First let me define three persons:
- Peter (using the official signal.org instance)
- Ted (using the example.com instance)
- Andrew (using his own instance under andrew.chat)
Couldn’t we use the upcoming username feature to build a decentralized signal network? For example with a modified client or maybe just a modified libsignal library we could parse the instance from the username which would look like an email address (ted.42@example.com or andrew.62@andrew.chat). If the username doesn’t have a domain part it just uses the default instance (so Peter just has the username peter.94).
Maybe we have some people here who are already familiar with the Signal codebase and willing to assist?
EDIT: Yes I know Session and Matrix exist but Session is to extreme and technical and Matrix is more focused on communities and groups which aren’t even encrypted. Besides that both of them have a much smaller userbase compared to Signal.
Has a much smaller userbase and not tech-savy people wouldn’t undestand why you want them tp use session.

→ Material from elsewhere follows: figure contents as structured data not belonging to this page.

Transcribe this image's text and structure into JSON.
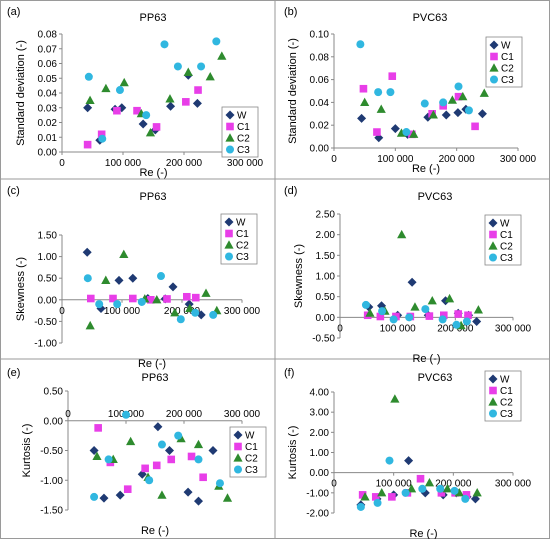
{
  "legend_labels": [
    "W",
    "C1",
    "C2",
    "C3"
  ],
  "series_colors": [
    "#1f3a73",
    "#e83ee8",
    "#2e8b2e",
    "#30b7e0"
  ],
  "series_markers": [
    "diamond",
    "square",
    "triangle",
    "circle"
  ],
  "chart_data": [
    {
      "id": "a",
      "panel_label": "(a)",
      "title": "PP63",
      "type": "scatter",
      "xlabel": "Re (-)",
      "ylabel": "Standard deviation (-)",
      "xlim": [
        0,
        300000
      ],
      "ylim": [
        0,
        0.08
      ],
      "xticks": [
        0,
        100000,
        200000,
        300000
      ],
      "xticklabels": [
        "0",
        "100 000",
        "200 000",
        "300 000"
      ],
      "yticks": [
        0,
        0.01,
        0.02,
        0.03,
        0.04,
        0.05,
        0.06,
        0.07,
        0.08
      ],
      "yticklabels": [
        "0.00",
        "0.01",
        "0.02",
        "0.03",
        "0.04",
        "0.05",
        "0.06",
        "0.07",
        "0.08"
      ],
      "legend_position": "right",
      "series": [
        {
          "name": "W",
          "x": [
            42000,
            62000,
            87000,
            98000,
            133000,
            153000,
            178000,
            207000,
            222000
          ],
          "y": [
            0.03,
            0.008,
            0.029,
            0.03,
            0.019,
            0.015,
            0.031,
            0.052,
            0.033
          ]
        },
        {
          "name": "C1",
          "x": [
            42000,
            65000,
            90000,
            123000,
            155000,
            203000,
            223000
          ],
          "y": [
            0.005,
            0.012,
            0.028,
            0.028,
            0.017,
            0.034,
            0.042
          ]
        },
        {
          "name": "C2",
          "x": [
            46000,
            72000,
            102000,
            130000,
            145000,
            177000,
            207000,
            243000,
            262000
          ],
          "y": [
            0.035,
            0.043,
            0.047,
            0.026,
            0.013,
            0.036,
            0.054,
            0.051,
            0.065
          ]
        },
        {
          "name": "C3",
          "x": [
            44000,
            66000,
            95000,
            138000,
            168000,
            190000,
            228000,
            253000
          ],
          "y": [
            0.051,
            0.009,
            0.042,
            0.025,
            0.073,
            0.058,
            0.058,
            0.075
          ]
        }
      ]
    },
    {
      "id": "b",
      "panel_label": "(b)",
      "title": "PVC63",
      "type": "scatter",
      "xlabel": "Re (-)",
      "ylabel": "Standard deviation (-)",
      "xlim": [
        0,
        300000
      ],
      "ylim": [
        0,
        0.1
      ],
      "xticks": [
        0,
        100000,
        200000,
        300000
      ],
      "xticklabels": [
        "0",
        "100 000",
        "200 000",
        "300 000"
      ],
      "yticks": [
        0,
        0.02,
        0.04,
        0.06,
        0.08,
        0.1
      ],
      "yticklabels": [
        "0.00",
        "0.02",
        "0.04",
        "0.06",
        "0.08",
        "0.10"
      ],
      "legend_position": "top-right",
      "series": [
        {
          "name": "W",
          "x": [
            45000,
            73000,
            100000,
            120000,
            153000,
            183000,
            202000,
            215000,
            242000
          ],
          "y": [
            0.026,
            0.009,
            0.017,
            0.012,
            0.027,
            0.029,
            0.031,
            0.034,
            0.03
          ]
        },
        {
          "name": "C1",
          "x": [
            48000,
            70000,
            95000,
            127000,
            160000,
            178000,
            203000,
            230000
          ],
          "y": [
            0.052,
            0.014,
            0.063,
            0.012,
            0.03,
            0.037,
            0.045,
            0.019
          ]
        },
        {
          "name": "C2",
          "x": [
            50000,
            77000,
            110000,
            130000,
            162000,
            193000,
            210000,
            245000
          ],
          "y": [
            0.04,
            0.034,
            0.013,
            0.012,
            0.029,
            0.042,
            0.045,
            0.048
          ]
        },
        {
          "name": "C3",
          "x": [
            43000,
            72000,
            92000,
            118000,
            148000,
            178000,
            203000,
            220000
          ],
          "y": [
            0.091,
            0.049,
            0.049,
            0.014,
            0.039,
            0.04,
            0.054,
            0.033
          ]
        }
      ]
    },
    {
      "id": "c",
      "panel_label": "(c)",
      "title": "PP63",
      "type": "scatter",
      "xlabel": "Re (-)",
      "ylabel": "Skewness (-)",
      "xlim": [
        0,
        300000
      ],
      "ylim": [
        -1.0,
        1.5
      ],
      "xticks": [
        0,
        100000,
        200000,
        300000
      ],
      "xticklabels": [
        "0",
        "100 000",
        "200 000",
        "300 000"
      ],
      "yticks": [
        -1.0,
        -0.5,
        0,
        0.5,
        1.0,
        1.5
      ],
      "yticklabels": [
        "-1.00",
        "-0.50",
        "0.00",
        "0.50",
        "1.00",
        "1.50"
      ],
      "legend_position": "right",
      "series": [
        {
          "name": "W",
          "x": [
            42000,
            65000,
            95000,
            118000,
            143000,
            172000,
            185000,
            212000,
            232000
          ],
          "y": [
            1.1,
            -0.2,
            0.45,
            0.5,
            0.03,
            0.02,
            0.3,
            -0.1,
            -0.35
          ]
        },
        {
          "name": "C1",
          "x": [
            48000,
            85000,
            118000,
            148000,
            175000,
            208000,
            223000
          ],
          "y": [
            0.03,
            0.03,
            0.03,
            0.0,
            0.02,
            0.07,
            0.05
          ]
        },
        {
          "name": "C2",
          "x": [
            47000,
            73000,
            103000,
            138000,
            158000,
            188000,
            213000,
            240000,
            258000
          ],
          "y": [
            -0.6,
            0.45,
            1.05,
            0.02,
            0.0,
            -0.3,
            -0.2,
            0.15,
            -0.25
          ]
        },
        {
          "name": "C3",
          "x": [
            43000,
            62000,
            92000,
            133000,
            165000,
            198000,
            222000,
            252000
          ],
          "y": [
            0.5,
            -0.1,
            -0.1,
            -0.05,
            0.55,
            -0.45,
            -0.3,
            -0.35
          ]
        }
      ]
    },
    {
      "id": "d",
      "panel_label": "(d)",
      "title": "PVC63",
      "type": "scatter",
      "xlabel": "Re (-)",
      "ylabel": "Skewness (-)",
      "xlim": [
        0,
        300000
      ],
      "ylim": [
        -0.5,
        2.5
      ],
      "xticks": [
        0,
        100000,
        200000,
        300000
      ],
      "xticklabels": [
        "0",
        "100 000",
        "200 000",
        "300 000"
      ],
      "yticks": [
        -0.5,
        0,
        0.5,
        1.0,
        1.5,
        2.0,
        2.5
      ],
      "yticklabels": [
        "-0.50",
        "0.00",
        "0.50",
        "1.00",
        "1.50",
        "2.00",
        "2.50"
      ],
      "legend_position": "top-right",
      "series": [
        {
          "name": "W",
          "x": [
            50000,
            72000,
            100000,
            125000,
            153000,
            183000,
            205000,
            223000,
            237000
          ],
          "y": [
            0.25,
            0.28,
            0.05,
            0.85,
            0.05,
            0.4,
            0.1,
            0.05,
            -0.1
          ]
        },
        {
          "name": "C1",
          "x": [
            48000,
            70000,
            97000,
            122000,
            155000,
            180000,
            205000,
            222000
          ],
          "y": [
            0.05,
            0.02,
            0.02,
            0.02,
            0.03,
            0.05,
            0.08,
            0.05
          ]
        },
        {
          "name": "C2",
          "x": [
            52000,
            78000,
            107000,
            130000,
            160000,
            190000,
            210000,
            240000
          ],
          "y": [
            0.1,
            0.15,
            2.0,
            0.25,
            0.4,
            0.45,
            -0.2,
            0.18
          ]
        },
        {
          "name": "C3",
          "x": [
            45000,
            73000,
            93000,
            120000,
            148000,
            178000,
            202000,
            220000
          ],
          "y": [
            0.3,
            0.15,
            -0.05,
            0.0,
            0.2,
            -0.05,
            -0.18,
            -0.1
          ]
        }
      ]
    },
    {
      "id": "e",
      "panel_label": "(e)",
      "title": "PP63",
      "type": "scatter",
      "xlabel": "Re (-)",
      "ylabel": "Kurtosis (-)",
      "xlim": [
        0,
        300000
      ],
      "ylim": [
        -1.5,
        0.5
      ],
      "xticks": [
        0,
        100000,
        200000,
        300000
      ],
      "xticklabels": [
        "0",
        "100 000",
        "200 000",
        "300 000"
      ],
      "yticks": [
        -1.5,
        -1.0,
        -0.5,
        0,
        0.5
      ],
      "yticklabels": [
        "-1.50",
        "-1.00",
        "-0.50",
        "0.00",
        "0.50"
      ],
      "xaxis_position": "top",
      "legend_position": "right",
      "series": [
        {
          "name": "W",
          "x": [
            45000,
            62000,
            90000,
            128000,
            155000,
            175000,
            207000,
            225000,
            250000
          ],
          "y": [
            -0.5,
            -1.3,
            -1.25,
            -0.9,
            -0.1,
            -0.5,
            -1.2,
            -1.35,
            -0.5
          ]
        },
        {
          "name": "C1",
          "x": [
            52000,
            73000,
            103000,
            133000,
            153000,
            178000,
            213000,
            233000
          ],
          "y": [
            -0.12,
            -0.7,
            -1.15,
            -0.8,
            -0.75,
            -0.65,
            -0.6,
            -0.95
          ]
        },
        {
          "name": "C2",
          "x": [
            50000,
            78000,
            108000,
            138000,
            162000,
            195000,
            225000,
            260000,
            275000
          ],
          "y": [
            -0.6,
            -0.65,
            -0.35,
            -0.95,
            -1.25,
            -0.3,
            -0.4,
            -1.1,
            -1.3
          ]
        },
        {
          "name": "C3",
          "x": [
            45000,
            70000,
            100000,
            140000,
            162000,
            190000,
            225000,
            262000
          ],
          "y": [
            -1.28,
            -0.65,
            0.1,
            -1.0,
            -0.4,
            -0.25,
            -0.65,
            -1.05
          ]
        }
      ]
    },
    {
      "id": "f",
      "panel_label": "(f)",
      "title": "PVC63",
      "type": "scatter",
      "xlabel": "Re (-)",
      "ylabel": "Kurtosis (-)",
      "xlim": [
        0,
        300000
      ],
      "ylim": [
        -2.0,
        4.0
      ],
      "xticks": [
        0,
        100000,
        200000,
        300000
      ],
      "xticklabels": [
        "0",
        "100 000",
        "200 000",
        "300 000"
      ],
      "yticks": [
        -2.0,
        -1.0,
        0,
        1.0,
        2.0,
        3.0,
        4.0
      ],
      "yticklabels": [
        "-2.00",
        "-1.00",
        "0.00",
        "1.00",
        "2.00",
        "3.00",
        "4.00"
      ],
      "legend_position": "top-right",
      "series": [
        {
          "name": "W",
          "x": [
            45000,
            72000,
            100000,
            125000,
            153000,
            183000,
            205000,
            223000,
            237000
          ],
          "y": [
            -1.6,
            -1.3,
            -1.1,
            0.6,
            -1.0,
            -1.1,
            -1.0,
            -1.2,
            -1.3
          ]
        },
        {
          "name": "C1",
          "x": [
            48000,
            70000,
            97000,
            123000,
            145000,
            180000,
            203000,
            222000
          ],
          "y": [
            -1.1,
            -1.2,
            -1.2,
            -1.0,
            -0.3,
            -1.0,
            -1.0,
            -1.1
          ]
        },
        {
          "name": "C2",
          "x": [
            52000,
            80000,
            102000,
            130000,
            160000,
            190000,
            210000,
            240000
          ],
          "y": [
            -1.2,
            -1.0,
            3.65,
            -0.8,
            -0.5,
            -0.8,
            -1.0,
            -1.0
          ]
        },
        {
          "name": "C3",
          "x": [
            45000,
            73000,
            93000,
            120000,
            148000,
            178000,
            202000,
            220000
          ],
          "y": [
            -1.7,
            -1.5,
            0.6,
            -1.0,
            -0.8,
            -0.8,
            -0.9,
            -1.3
          ]
        }
      ]
    }
  ]
}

I think most iOS users have no trouble understanding how user hostile Signal has been after getting a new device or losing all the messages they wanted to save.

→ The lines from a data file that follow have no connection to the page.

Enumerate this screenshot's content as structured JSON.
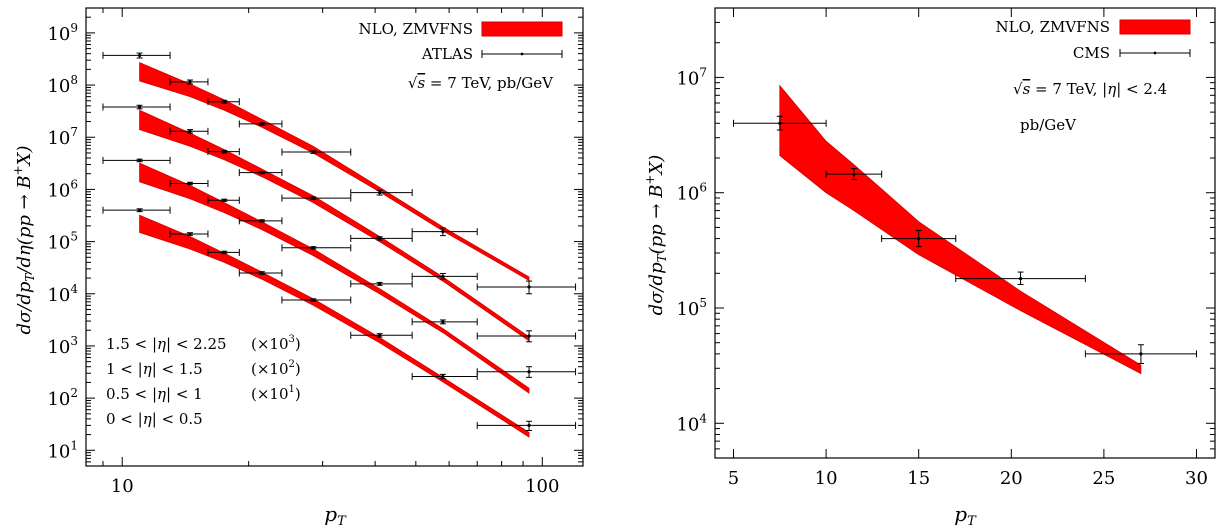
{
  "chart_data": [
    {
      "type": "line",
      "xscale": "log",
      "yscale": "log",
      "xlim": [
        8.2,
        125
      ],
      "ylim": [
        5,
        3000000000
      ],
      "x_ticks": [
        10,
        100
      ],
      "y_ticks": [
        10,
        100,
        1000,
        10000,
        100000,
        1000000,
        10000000,
        100000000,
        1000000000
      ],
      "x_tick_labels": [
        "10",
        "100"
      ],
      "y_tick_labels": [
        "10^1",
        "10^2",
        "10^3",
        "10^4",
        "10^5",
        "10^6",
        "10^7",
        "10^8",
        "10^9"
      ],
      "xlabel": "p_T",
      "ylabel": "dσ/dp_T/dη(pp → B^+X)",
      "legend": {
        "position": "top-right",
        "entries": [
          {
            "label": "NLO, ZMVFNS",
            "style": "band"
          },
          {
            "label": "ATLAS",
            "style": "errorbar"
          }
        ]
      },
      "annotation": "√s = 7 TeV, pb/GeV",
      "rapidity_labels": [
        {
          "range": "1.5 < |η| < 2.25",
          "scale": "(×10^3)"
        },
        {
          "range": "1 < |η| < 1.5",
          "scale": "(×10^2)"
        },
        {
          "range": "0.5 < |η| < 1",
          "scale": "(×10^1)"
        },
        {
          "range": "0 < |η| < 0.5",
          "scale": ""
        }
      ],
      "band_color": "#ff0000",
      "band_edge_color": "#d40000",
      "data_series": [
        {
          "points": [
            {
              "x": 11,
              "xlo": 9,
              "xhi": 13,
              "y": 370000000,
              "ylo": 330000000,
              "yhi": 410000000
            },
            {
              "x": 14.5,
              "xlo": 13,
              "xhi": 16,
              "y": 115000000,
              "ylo": 105000000,
              "yhi": 125000000
            },
            {
              "x": 17.5,
              "xlo": 16,
              "xhi": 19,
              "y": 48000000,
              "ylo": 45000000,
              "yhi": 51000000
            },
            {
              "x": 21.5,
              "xlo": 19,
              "xhi": 24,
              "y": 18000000,
              "ylo": 17000000,
              "yhi": 19000000
            },
            {
              "x": 28.5,
              "xlo": 24,
              "xhi": 35,
              "y": 5200000,
              "ylo": 4900000,
              "yhi": 5500000
            },
            {
              "x": 41,
              "xlo": 35,
              "xhi": 49,
              "y": 870000,
              "ylo": 780000,
              "yhi": 960000
            },
            {
              "x": 58,
              "xlo": 49,
              "xhi": 70,
              "y": 155000,
              "ylo": 130000,
              "yhi": 182000
            },
            {
              "x": 93,
              "xlo": 70,
              "xhi": 120,
              "y": 13500,
              "ylo": 10000,
              "yhi": 17500
            }
          ]
        },
        {
          "points": [
            {
              "x": 11,
              "xlo": 9,
              "xhi": 13,
              "y": 38000000,
              "ylo": 35000000,
              "yhi": 41000000
            },
            {
              "x": 14.5,
              "xlo": 13,
              "xhi": 16,
              "y": 13000000,
              "ylo": 12000000,
              "yhi": 14000000
            },
            {
              "x": 17.5,
              "xlo": 16,
              "xhi": 19,
              "y": 5300000,
              "ylo": 5000000,
              "yhi": 5600000
            },
            {
              "x": 21.5,
              "xlo": 19,
              "xhi": 24,
              "y": 2100000,
              "ylo": 2000000,
              "yhi": 2200000
            },
            {
              "x": 28.5,
              "xlo": 24,
              "xhi": 35,
              "y": 680000,
              "ylo": 640000,
              "yhi": 720000
            },
            {
              "x": 41,
              "xlo": 35,
              "xhi": 49,
              "y": 115000,
              "ylo": 107000,
              "yhi": 124000
            },
            {
              "x": 58,
              "xlo": 49,
              "xhi": 70,
              "y": 21500,
              "ylo": 19000,
              "yhi": 24500
            },
            {
              "x": 93,
              "xlo": 70,
              "xhi": 120,
              "y": 1550,
              "ylo": 1200,
              "yhi": 1950
            }
          ]
        },
        {
          "points": [
            {
              "x": 11,
              "xlo": 9,
              "xhi": 13,
              "y": 3600000,
              "ylo": 3400000,
              "yhi": 3800000
            },
            {
              "x": 14.5,
              "xlo": 13,
              "xhi": 16,
              "y": 1300000,
              "ylo": 1230000,
              "yhi": 1370000
            },
            {
              "x": 17.5,
              "xlo": 16,
              "xhi": 19,
              "y": 620000,
              "ylo": 590000,
              "yhi": 650000
            },
            {
              "x": 21.5,
              "xlo": 19,
              "xhi": 24,
              "y": 250000,
              "ylo": 238000,
              "yhi": 262000
            },
            {
              "x": 28.5,
              "xlo": 24,
              "xhi": 35,
              "y": 76000,
              "ylo": 72000,
              "yhi": 80000
            },
            {
              "x": 41,
              "xlo": 35,
              "xhi": 49,
              "y": 15500,
              "ylo": 14500,
              "yhi": 16500
            },
            {
              "x": 58,
              "xlo": 49,
              "xhi": 70,
              "y": 2900,
              "ylo": 2650,
              "yhi": 3150
            },
            {
              "x": 93,
              "xlo": 70,
              "xhi": 120,
              "y": 320,
              "ylo": 250,
              "yhi": 400
            }
          ]
        },
        {
          "points": [
            {
              "x": 11,
              "xlo": 9,
              "xhi": 13,
              "y": 400000,
              "ylo": 375000,
              "yhi": 425000
            },
            {
              "x": 14.5,
              "xlo": 13,
              "xhi": 16,
              "y": 140000,
              "ylo": 132000,
              "yhi": 148000
            },
            {
              "x": 17.5,
              "xlo": 16,
              "xhi": 19,
              "y": 62000,
              "ylo": 58500,
              "yhi": 65500
            },
            {
              "x": 21.5,
              "xlo": 19,
              "xhi": 24,
              "y": 25000,
              "ylo": 23500,
              "yhi": 26500
            },
            {
              "x": 28.5,
              "xlo": 24,
              "xhi": 35,
              "y": 7600,
              "ylo": 7200,
              "yhi": 8000
            },
            {
              "x": 41,
              "xlo": 35,
              "xhi": 49,
              "y": 1600,
              "ylo": 1480,
              "yhi": 1720
            },
            {
              "x": 58,
              "xlo": 49,
              "xhi": 70,
              "y": 260,
              "ylo": 235,
              "yhi": 285
            },
            {
              "x": 93,
              "xlo": 70,
              "xhi": 120,
              "y": 30,
              "ylo": 24,
              "yhi": 36
            }
          ]
        }
      ],
      "theory_bands": [
        {
          "upper": [
            [
              11,
              270000000
            ],
            [
              14.5,
              105000000
            ],
            [
              17.5,
              52000000
            ],
            [
              21.5,
              22000000
            ],
            [
              28.5,
              6700000
            ],
            [
              41,
              1100000
            ],
            [
              58,
              190000
            ],
            [
              93,
              21000
            ]
          ],
          "lower": [
            [
              11,
              120000000
            ],
            [
              14.5,
              60000000
            ],
            [
              17.5,
              33000000
            ],
            [
              21.5,
              15500000
            ],
            [
              28.5,
              5000000
            ],
            [
              41,
              900000
            ],
            [
              58,
              160000
            ],
            [
              93,
              18000
            ]
          ]
        },
        {
          "upper": [
            [
              11,
              33000000
            ],
            [
              14.5,
              12000000
            ],
            [
              17.5,
              5800000
            ],
            [
              21.5,
              2450000
            ],
            [
              28.5,
              750000
            ],
            [
              41,
              125000
            ],
            [
              58,
              21000
            ],
            [
              93,
              1500
            ]
          ],
          "lower": [
            [
              11,
              14000000
            ],
            [
              14.5,
              6700000
            ],
            [
              17.5,
              3700000
            ],
            [
              21.5,
              1750000
            ],
            [
              28.5,
              560000
            ],
            [
              41,
              100000
            ],
            [
              58,
              17500
            ],
            [
              93,
              1250
            ]
          ]
        },
        {
          "upper": [
            [
              11,
              3200000
            ],
            [
              14.5,
              1200000
            ],
            [
              17.5,
              560000
            ],
            [
              21.5,
              240000
            ],
            [
              28.5,
              72000
            ],
            [
              41,
              12500
            ],
            [
              58,
              2150
            ],
            [
              93,
              155
            ]
          ],
          "lower": [
            [
              11,
              1400000
            ],
            [
              14.5,
              660000
            ],
            [
              17.5,
              360000
            ],
            [
              21.5,
              170000
            ],
            [
              28.5,
              54000
            ],
            [
              41,
              10000
            ],
            [
              58,
              1800
            ],
            [
              93,
              125
            ]
          ]
        },
        {
          "upper": [
            [
              11,
              320000
            ],
            [
              14.5,
              125000
            ],
            [
              17.5,
              60000
            ],
            [
              21.5,
              26000
            ],
            [
              28.5,
              8000
            ],
            [
              41,
              1450
            ],
            [
              58,
              250
            ],
            [
              93,
              22
            ]
          ],
          "lower": [
            [
              11,
              150000
            ],
            [
              14.5,
              72000
            ],
            [
              17.5,
              40000
            ],
            [
              21.5,
              19000
            ],
            [
              28.5,
              6000
            ],
            [
              41,
              1150
            ],
            [
              58,
              205
            ],
            [
              93,
              18
            ]
          ]
        }
      ]
    },
    {
      "type": "line",
      "xscale": "linear",
      "yscale": "log",
      "xlim": [
        4,
        31
      ],
      "ylim": [
        5000,
        40000000
      ],
      "x_ticks": [
        5,
        10,
        15,
        20,
        25,
        30
      ],
      "x_tick_labels": [
        "5",
        "10",
        "15",
        "20",
        "25",
        "30"
      ],
      "y_ticks": [
        10000,
        100000,
        1000000,
        10000000
      ],
      "y_tick_labels": [
        "10^4",
        "10^5",
        "10^6",
        "10^7"
      ],
      "xlabel": "p_T",
      "ylabel": "dσ/dp_T(pp → B^+X)",
      "legend": {
        "position": "top-right",
        "entries": [
          {
            "label": "NLO, ZMVFNS",
            "style": "band"
          },
          {
            "label": "CMS",
            "style": "errorbar"
          }
        ]
      },
      "annotation_lines": [
        "√s = 7 TeV, |η| < 2.4",
        "pb/GeV"
      ],
      "band_color": "#ff0000",
      "band_edge_color": "#d40000",
      "data_series": [
        {
          "points": [
            {
              "x": 7.5,
              "xlo": 5,
              "xhi": 10,
              "y": 4000000,
              "ylo": 3500000,
              "yhi": 4600000
            },
            {
              "x": 11.5,
              "xlo": 10,
              "xhi": 13,
              "y": 1450000,
              "ylo": 1300000,
              "yhi": 1620000
            },
            {
              "x": 15,
              "xlo": 13,
              "xhi": 17,
              "y": 400000,
              "ylo": 340000,
              "yhi": 470000
            },
            {
              "x": 20.5,
              "xlo": 17,
              "xhi": 24,
              "y": 180000,
              "ylo": 160000,
              "yhi": 205000
            },
            {
              "x": 27,
              "xlo": 24,
              "xhi": 30,
              "y": 40000,
              "ylo": 33000,
              "yhi": 48000
            }
          ]
        }
      ],
      "theory_bands": [
        {
          "upper": [
            [
              7.5,
              8500000
            ],
            [
              10,
              2800000
            ],
            [
              11.5,
              1750000
            ],
            [
              15,
              560000
            ],
            [
              20.5,
              140000
            ],
            [
              27,
              32000
            ]
          ],
          "lower": [
            [
              7.5,
              2100000
            ],
            [
              10,
              1000000
            ],
            [
              11.5,
              700000
            ],
            [
              15,
              290000
            ],
            [
              20.5,
              95000
            ],
            [
              27,
              27000
            ]
          ]
        }
      ]
    }
  ]
}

As for the user base, that’s a problem that fixes itself as more people switch away from Signal.
@mintdaniel42
Yes I understand that but there’s no messenger that’s really perfect. Btw signal is working on free and paid cloud backups for iOS and Android
Signal fails as a useful solution as long as:
- I can’t switch devices and keep messages.
- I must give them a phone number.
- Multiple devices can’t cooperate to allow me to chat continuously from any device.

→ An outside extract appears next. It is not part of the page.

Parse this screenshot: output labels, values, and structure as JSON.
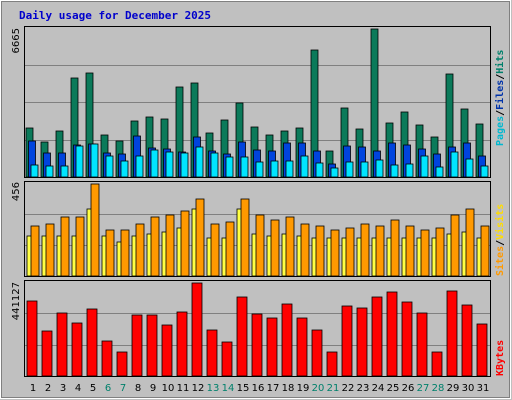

- Messages can’t be sent/received arbitrarily because the server decided my client isn’t acceptable.
Signal is not reliable and very user-hostile.
@mintdaniel42
Okay so I’ve been using Signal for over two years now and would like to address your critical points:
In terms of reliability in general I never experienced any issues with Signal. It works great even in bad internet connection scenarios.
I could have guessed that you used Android before your previous message simply by your positive impression.
Try switching the OS and keeping your messages then you will discover the difficulty. It’s worse if you began on iOS.
I just recently had the Signal servers silently stop communicating with the app. I had to create a debug log to find that the server was sending an error for some reason when it was working the previous day. Switching apps was the only solution remaining.
@mintdaniel42
Did you use a forked client? If yes which one?
Yes. I used one with better import/export support.
It’s not relevant for my point though. The server is choosing if the app you have can send/receive messages and changing the qualifications whenever it likes. That’s unreliable.